The mainstay of therapy is the use of anticonvulsant medications. However, fever lowers the brain’s threshold to have a seizure, thus, aggressive use of antipyretics during febrile episodes is also important ( and in the case of febrile seizures usually the focus of treatment). Occasionally, counseling or treatment of depression is necessary. Rarely, dietary therapy (a ketogenic diet) may also be instituted.

Commonly used anticonvulsants…

The specific uses and common side effects are beyond the scope of this section. Although most of the listed medications cause some degree of drowsiness or fatigue, several can effect the liver and bone marrow.  Often, the oral liquid “syrup” preparations of these medications do not mix well and it is necessary to find creative ways to have children take crushed tablets, or sprinkled capsule contents mixed with food. Ask your child’s physician about the specifics of any medication which your child is taking.

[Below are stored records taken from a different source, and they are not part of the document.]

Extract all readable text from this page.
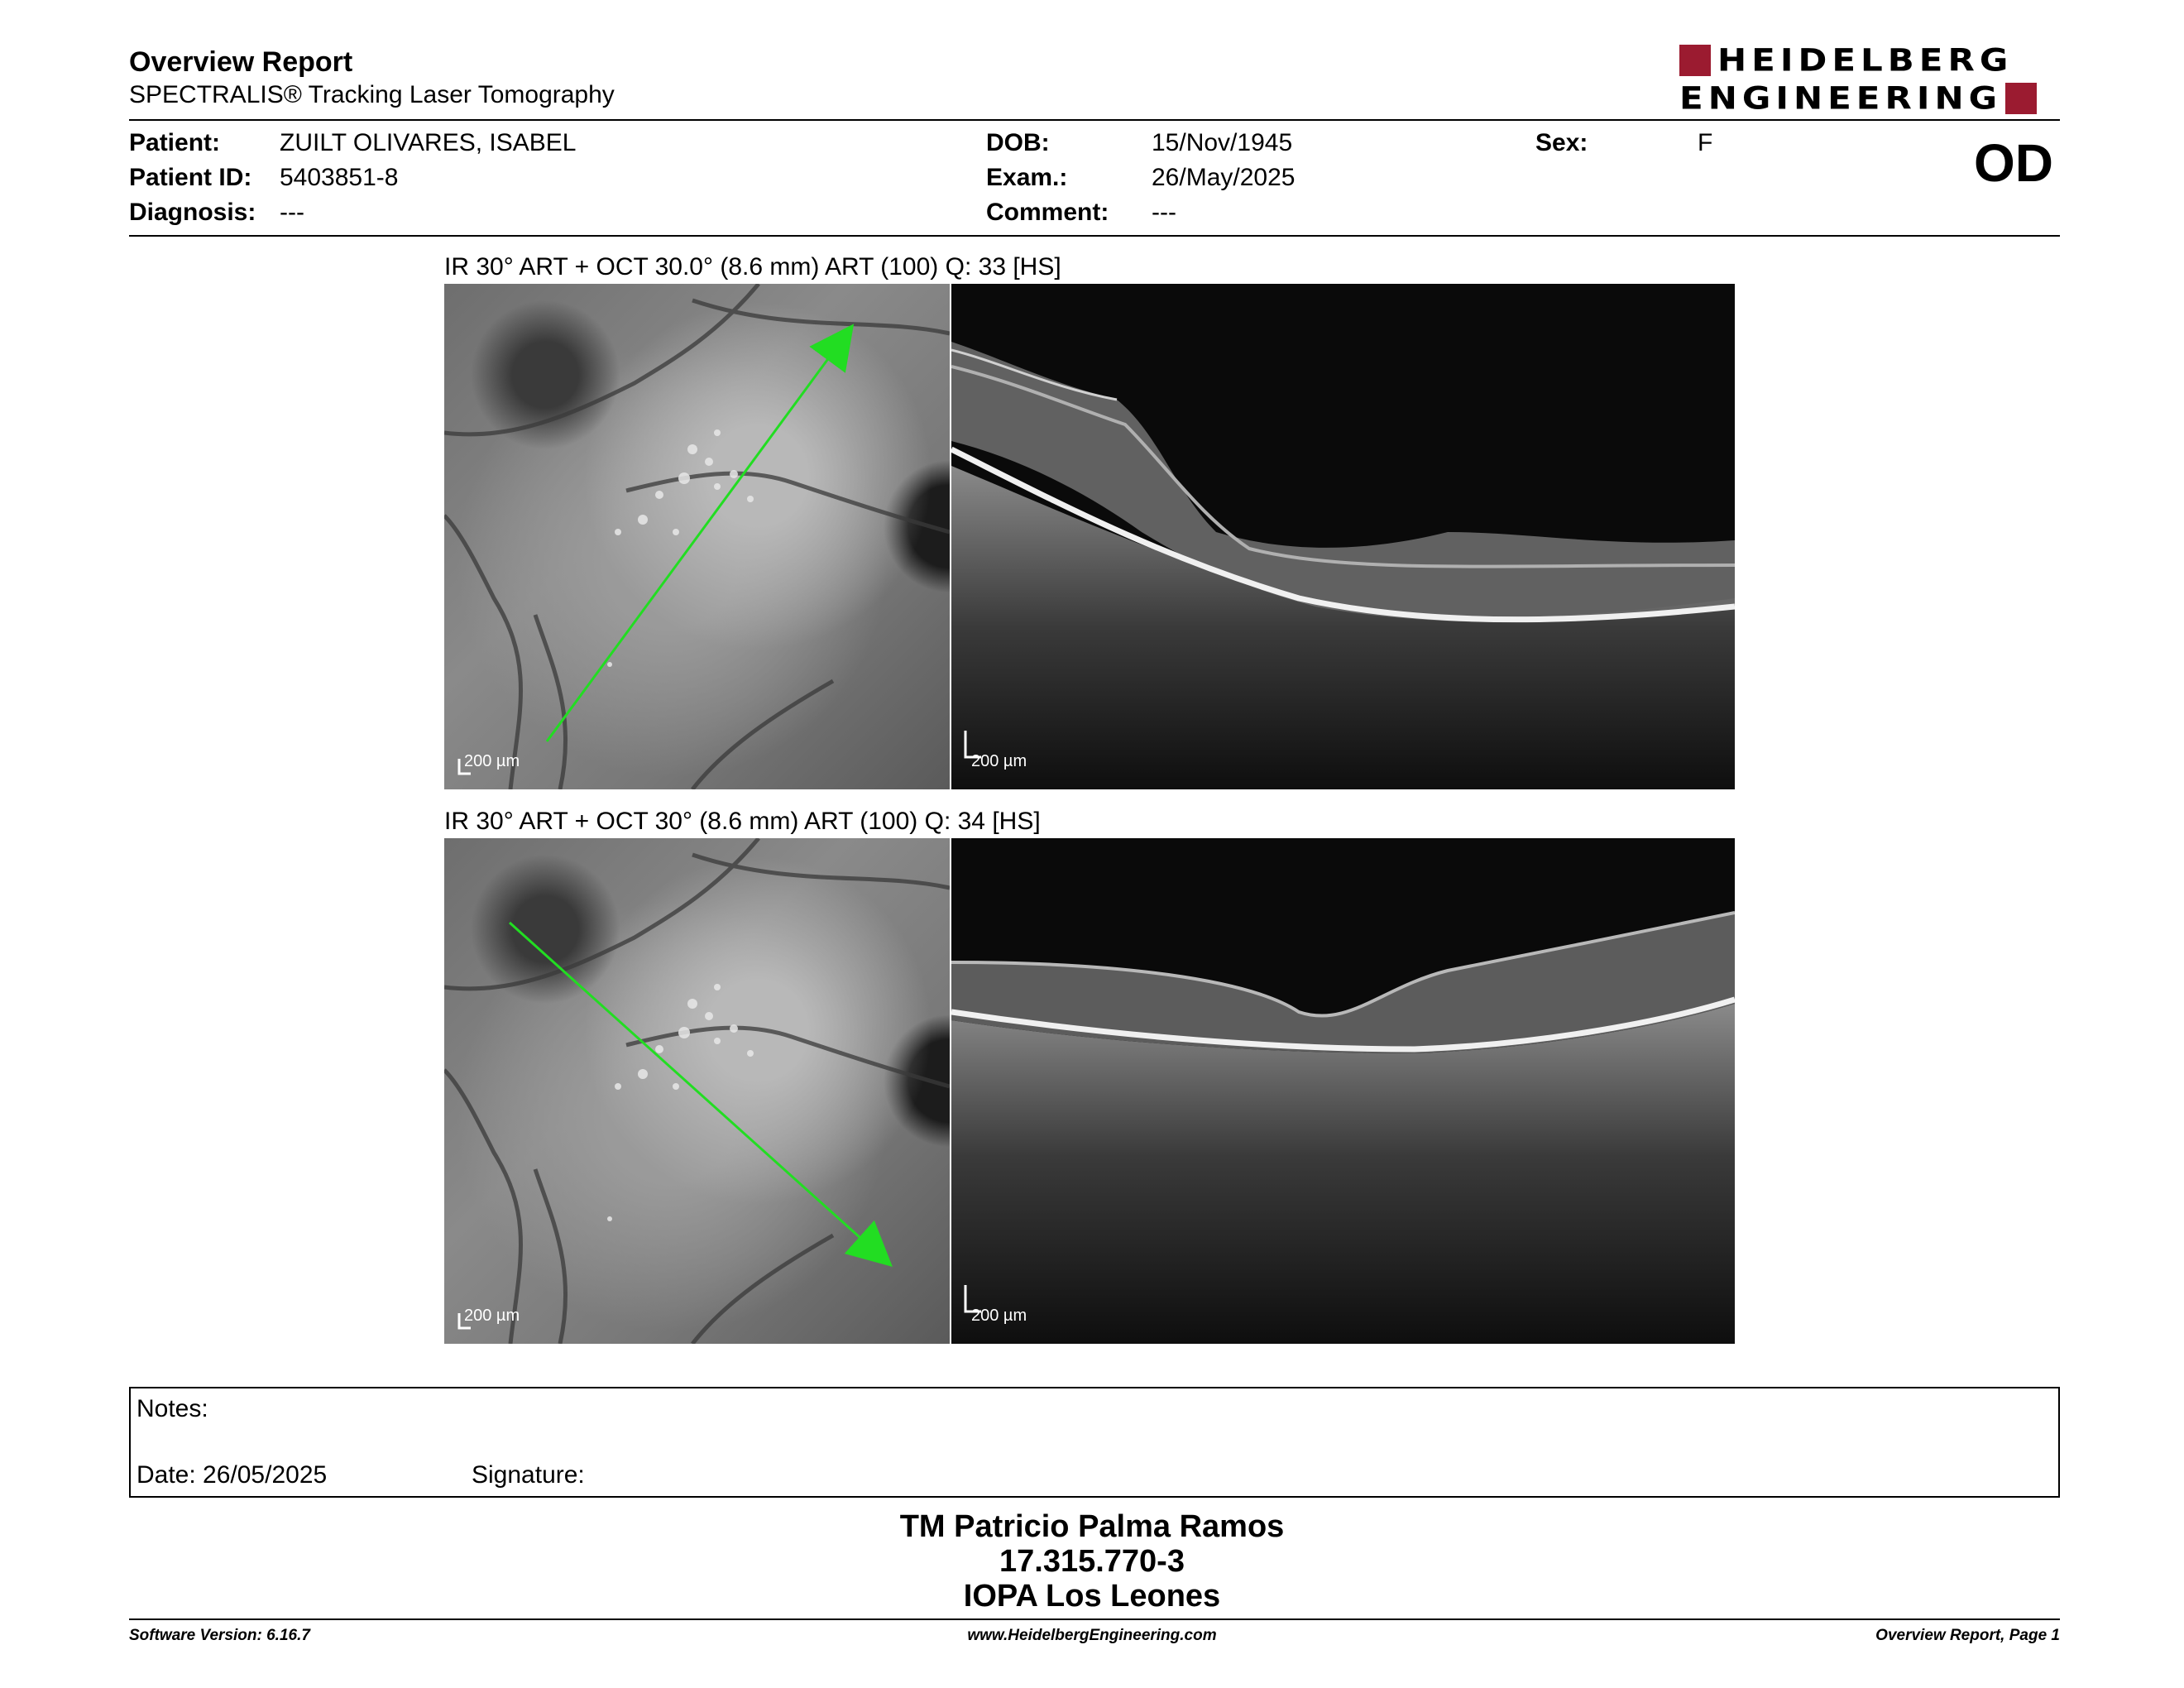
Overview Report
SPECTRALIS® Tracking Laser Tomography
HEIDELBERG
ENGINEERING
Patient: ZUILT OLIVARES, ISABEL
Patient ID: 5403851-8
Diagnosis: ---
DOB:	15/Nov/1945
Exam.:	26/May/2025
Comment: ---
Sex:	F	OD
IR 30° ART + OCT 30.0° (8.6 mm) ART (100) Q: 33 [HS]
200 µm	200 µm
IR 30° ART + OCT 30° (8.6 mm) ART (100) Q: 34 [HS]
200 µm	200 µm
Notes:
Date: 26/05/2025	Signature:
TM Patricio Palma Ramos
17.315.770-3
IOPA Los Leones
Software Version: 6.16.7	www.HeidelbergEngineering.com	Overview Report, Page 1
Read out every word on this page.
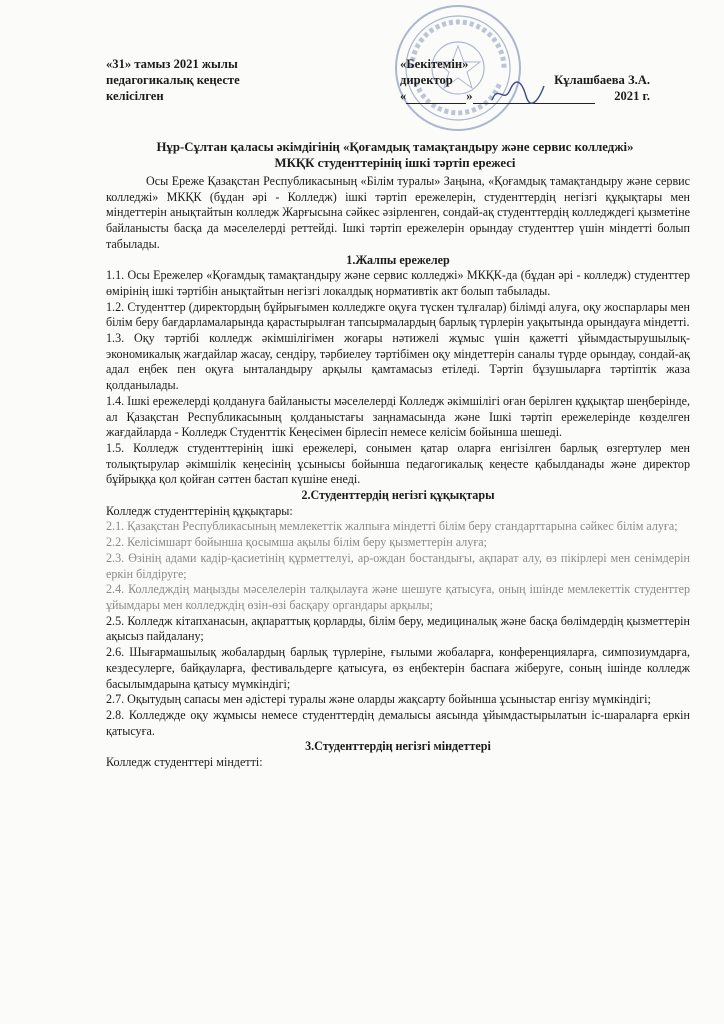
«31» тамыз 2021 жылы
педагогикалық кеңесте
келісілген
«Бекітемін»
директор	Кұлашбаева З.А.
«	»	2021 г.
Нұр-Сұлтан қаласы әкімдігінің «Қоғамдық тамақтандыру және сервис колледжі»
МКҚК студенттерінің ішкі тәртіп ережесі

Осы Ереже Қазақстан Республикасының «Білім туралы» Заңына, «Қоғамдық тамақтандыру және сервис колледжі» МКҚК (бұдан әрі - Колледж) ішкі тәртіп ережелерін, студенттердің негізгі құқықтары мен міндеттерін анықтайтын колледж Жарғысына сәйкес әзірленген, сондай-ақ студенттердің колледждегі қызметіне байланысты басқа да мәселелерді реттейді. Ішкі тәртіп ережелерін орындау студенттер үшін міндетті болып табылады.

1.Жалпы ережелер

1.1. Осы Ережелер «Қоғамдық тамақтандыру және сервис колледжі» МКҚК-да (бұдан әрі - колледж) студенттер өмірінің ішкі тәртібін анықтайтын негізгі локалдық нормативтік акт болып табылады.

1.2. Студенттер (директордың бұйрығымен колледжге оқуға түскен тұлғалар) білімді алуға, оқу жоспарлары мен білім беру бағдарламаларында қарастырылған тапсырмалардың барлық түрлерін уақытында орындауға міндетті.

1.3. Оқу тәртібі колледж әкімшілігімен жоғары нәтижелі жұмыс үшін қажетті ұйымдастырушылық-экономикалық жағдайлар жасау, сендіру, тәрбиелеу тәртібімен оқу міндеттерін саналы түрде орындау, сондай-ақ адал еңбек пен оқуға ынталандыру арқылы қамтамасыз етіледі. Тәртіп бұзушыларға тәртіптік жаза қолданылады.

1.4. Ішкі ережелерді қолдануға байланысты мәселелерді Колледж әкімшілігі оған берілген құқықтар шеңберінде, ал Қазақстан Республикасының қолданыстағы заңнамасында және Ішкі тәртіп ережелерінде көзделген жағдайларда - Колледж Студенттік Кеңесімен бірлесіп немесе келісім бойынша шешеді.

1.5. Колледж студенттерінің ішкі ережелері, сонымен қатар оларға енгізілген барлық өзгертулер мен толықтырулар әкімшілік кеңесінің ұсынысы бойынша педагогикалық кеңесте қабылданады және директор бұйрыққа қол қойған сәттен бастап күшіне енеді.

2.Студенттердің негізгі құқықтары

Колледж студенттерінің құқықтары:

2.1. Қазақстан Республикасының мемлекеттік жалпыға міндетті білім беру стандарттарына сәйкес білім алуға;

2.2. Келісімшарт бойынша қосымша ақылы білім беру қызметтерін алуға;

2.3. Өзінің адами кадір-қасиетінің құрметтелуі, ар-ождан бостандығы, ақпарат алу, өз пікірлері мен сенімдерін еркін білдіруге;

2.4. Колледждің маңызды мәселелерін талқылауға және шешуге қатысуға, оның ішінде мемлекеттік студенттер ұйымдары мен колледждің өзін-өзі басқару органдары арқылы;

2.5. Колледж кітапханасын, ақпараттық қорларды, білім беру, медициналық және басқа бөлімдердің қызметтерін ақысыз пайдалану;

2.6. Шығармашылық жобалардың барлық түрлеріне, ғылыми жобаларға, конференцияларға, симпозиумдарға, кездесулерге, байқауларға, фестивальдерге қатысуға, өз еңбектерін баспаға жіберуге, соның ішінде колледж басылымдарына қатысу мүмкіндігі;

2.7. Оқытудың сапасы мен әдістері туралы және оларды жақсарту бойынша ұсыныстар енгізу мүмкіндігі;

2.8. Колледжде оқу жұмысы немесе студенттердің демалысы аясында ұйымдастырылатын іс-шараларға еркін қатысуға.

3.Студенттердің негізгі міндеттері

Колледж студенттері міндетті:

  • Carbamazepine (Tegretol)
  • Clobazam
  • Clonazepam (Klonopin)
  • Diazepam (Valium)- drowsiness limits its use to status epilepticus and sometimes rectal use in frequent febrile seizures.
  • Ethosuximide (Zarontin)- used mainly for absence type seizures.
  • Gabapentin (Neurontin)
  • Lamotrigine (Lamictal)
  • Lorazepam (Ativan)- used mainly for status epilepticus
  • Paraldehyde-used rarely for status epilepticus
  • Phenobarbitol- used frequently in newborns, limited used in other groups because of drowsiness except for status epilepticus.
  • Phenytoin (Dilantin)- Dilantin is a versatile and useful medication in the short run, if prolonged use is contemplated, consideration of an alternative should be considered because of Dilantin’s side effect profile. Prolonged use is associated with enlargement of the gums, skin rashes, excess hair growth, and liver damage.
  • Primidone (Mysoline)- primidone is an anticonvulsant itself, but also is metabolized to phenobarbital.
  • Topiramate (Topimax)
  • Tiagabine (Gabitril)
  • Valproic acid (Depakene, Epival Depakote)- for younger children who cannot take pills, the Depakote sprinkles are often preferred because the Depakene syrup tends not to mix evenly.